Unfortunately it appears that this is not supported by cert-manager: https://github.com/jetstack/cert-manager/issues/3453#issuecomment-725548578

And the issue was closed with:

Since cnameStrategy: Follow seems like a good way of working around the lack of "NS follow" support, I will close this issue. Feel free to re-open if you would like to expand.

Edit, to add: this webhook (and I'm sure all others) use the same functions to resolve the zone.

hacknisty commented 2 years ago

Ok, i will reopen this issue. Thanks a lot. As a temporary fix, i will make a custom build of your project, replacing the searched zone with the good one and i suppose it will just work (as i say i already have this setup working, and i can't change all of them to cname just like this ...), and i will wait for cert-manager to fix the issue.

zachomedia commented 2 years ago

Digging through the code I have found a few bugs in my implementation (likely unrelated to the issue), including the source of the 404 (which happens when it can't resolve a zone). It should return an error there.

I'll see if there is something I can implement as a setting to support this.

hacknisty commented 2 years ago

Sounds great, I'm available for test if needed.

hacknisty commented 2 years ago

@zachomedia So i made it works for the webhook side (my txt record is properly updated now).

But it still fail at propagation check. However if i do a dig _acme-challenge.mydomain.com txt, i get the right challenge in the TXT record.

Do you, by any chance, know what is responsible to propagation check ?

Maybe i should force a DNS server for check ?

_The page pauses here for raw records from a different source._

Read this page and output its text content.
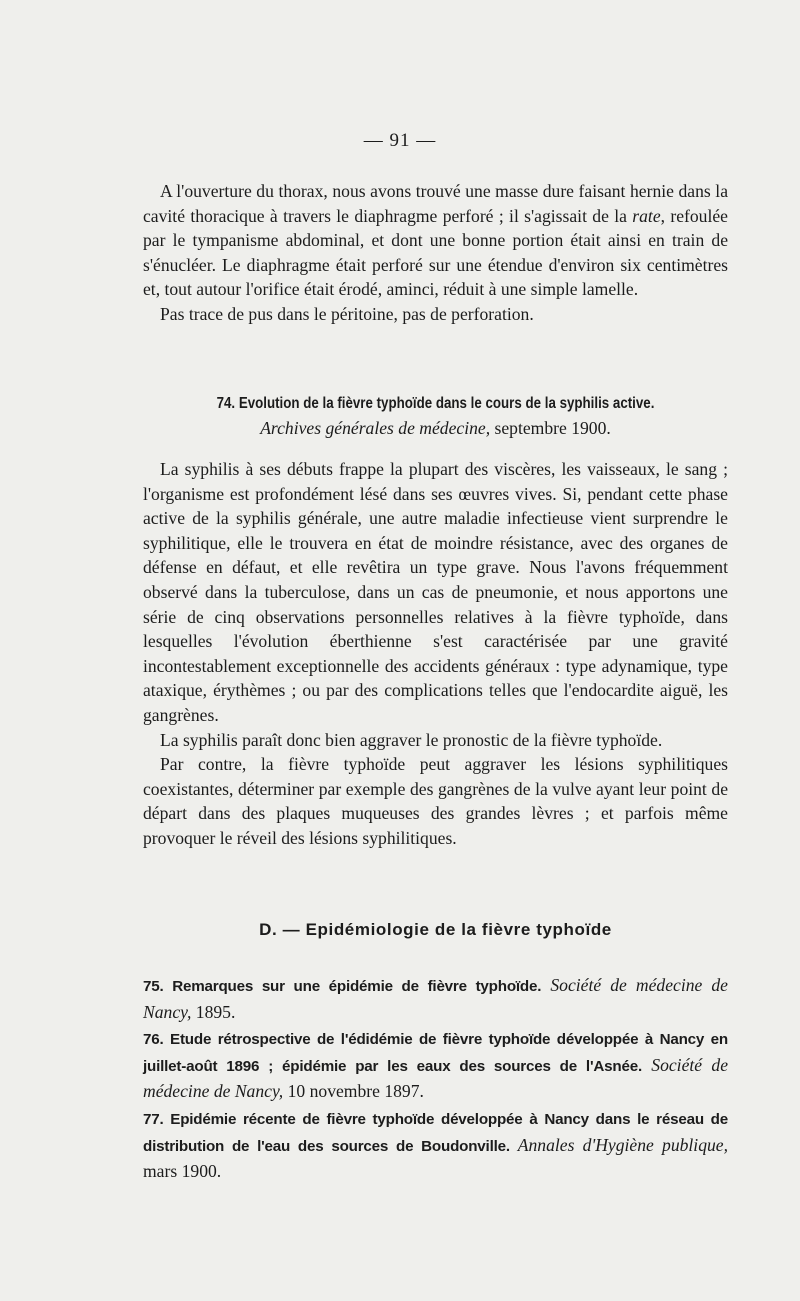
— 91 —

A l'ouverture du thorax, nous avons trouvé une masse dure faisant hernie dans la cavité thoracique à travers le diaphragme perforé ; il s'agissait de la rate, refoulée par le tympanisme abdominal, et dont une bonne portion était ainsi en train de s'énucléer. Le diaphragme était perforé sur une étendue d'environ six centimètres et, tout autour l'orifice était érodé, aminci, réduit à une simple lamelle.

Pas trace de pus dans le péritoine, pas de perforation.

74. Evolution de la fièvre typhoïde dans le cours de la syphilis active.
Archives générales de médecine, septembre 1900.

La syphilis à ses débuts frappe la plupart des viscères, les vaisseaux, le sang ; l'organisme est profondément lésé dans ses œuvres vives. Si, pendant cette phase active de la syphilis générale, une autre maladie infectieuse vient surprendre le syphilitique, elle le trouvera en état de moindre résistance, avec des organes de défense en défaut, et elle revêtira un type grave. Nous l'avons fréquemment observé dans la tuberculose, dans un cas de pneumonie, et nous apportons une série de cinq observations personnelles relatives à la fièvre typhoïde, dans lesquelles l'évolution éberthienne s'est caractérisée par une gravité incontestablement exceptionnelle des accidents généraux : type adynamique, type ataxique, érythèmes ; ou par des complications telles que l'endocardite aiguë, les gangrènes.

La syphilis paraît donc bien aggraver le pronostic de la fièvre typhoïde.

Par contre, la fièvre typhoïde peut aggraver les lésions syphilitiques coexistantes, déterminer par exemple des gangrènes de la vulve ayant leur point de départ dans des plaques muqueuses des grandes lèvres ; et parfois même provoquer le réveil des lésions syphilitiques.

D. — Epidémiologie de la fièvre typhoïde

75. Remarques sur une épidémie de fièvre typhoïde. Société de médecine de Nancy, 1895.

76. Etude rétrospective de l'édidémie de fièvre typhoïde développée à Nancy en juillet-août 1896 ; épidémie par les eaux des sources de l'Asnée. Société de médecine de Nancy, 10 novembre 1897.

77. Epidémie récente de fièvre typhoïde développée à Nancy dans le réseau de distribution de l'eau des sources de Boudonville. Annales d'Hygiène publique, mars 1900.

hacknisty commented 2 years ago

Well nevermind, i found it. Cert-manager is responsible for it. And no matter if i succeed updating the challenge, DNS propagation check does not follow NS record at cert-manager level

zachomedia commented 2 years ago

@vdnclodio I wonder if setting --dns01-recursive-nameservers-only on your cert-manager deployment (from https://cert-manager.io/docs/configuration/acme/dns01/#setting-nameservers-for-dns01-self-check) would help with that, since rather than trying to locate the authoritative server it will look it up via the recursive server. Might cause a bit of a delay but it should get you past that part since I think it will skip that logic in cert-manager.

hacknisty commented 2 years ago

Unfortunately, it fails while querying the wrong SOA record. I guess i'm stuck until the issue is fixed upstream.

zachomedia commented 10 months ago

As nothing has been heard on this in a while, and since this is an upstream issue with cert-manager, I am going to close this ticket. Please don't hesitate to reach out if you have any further issues.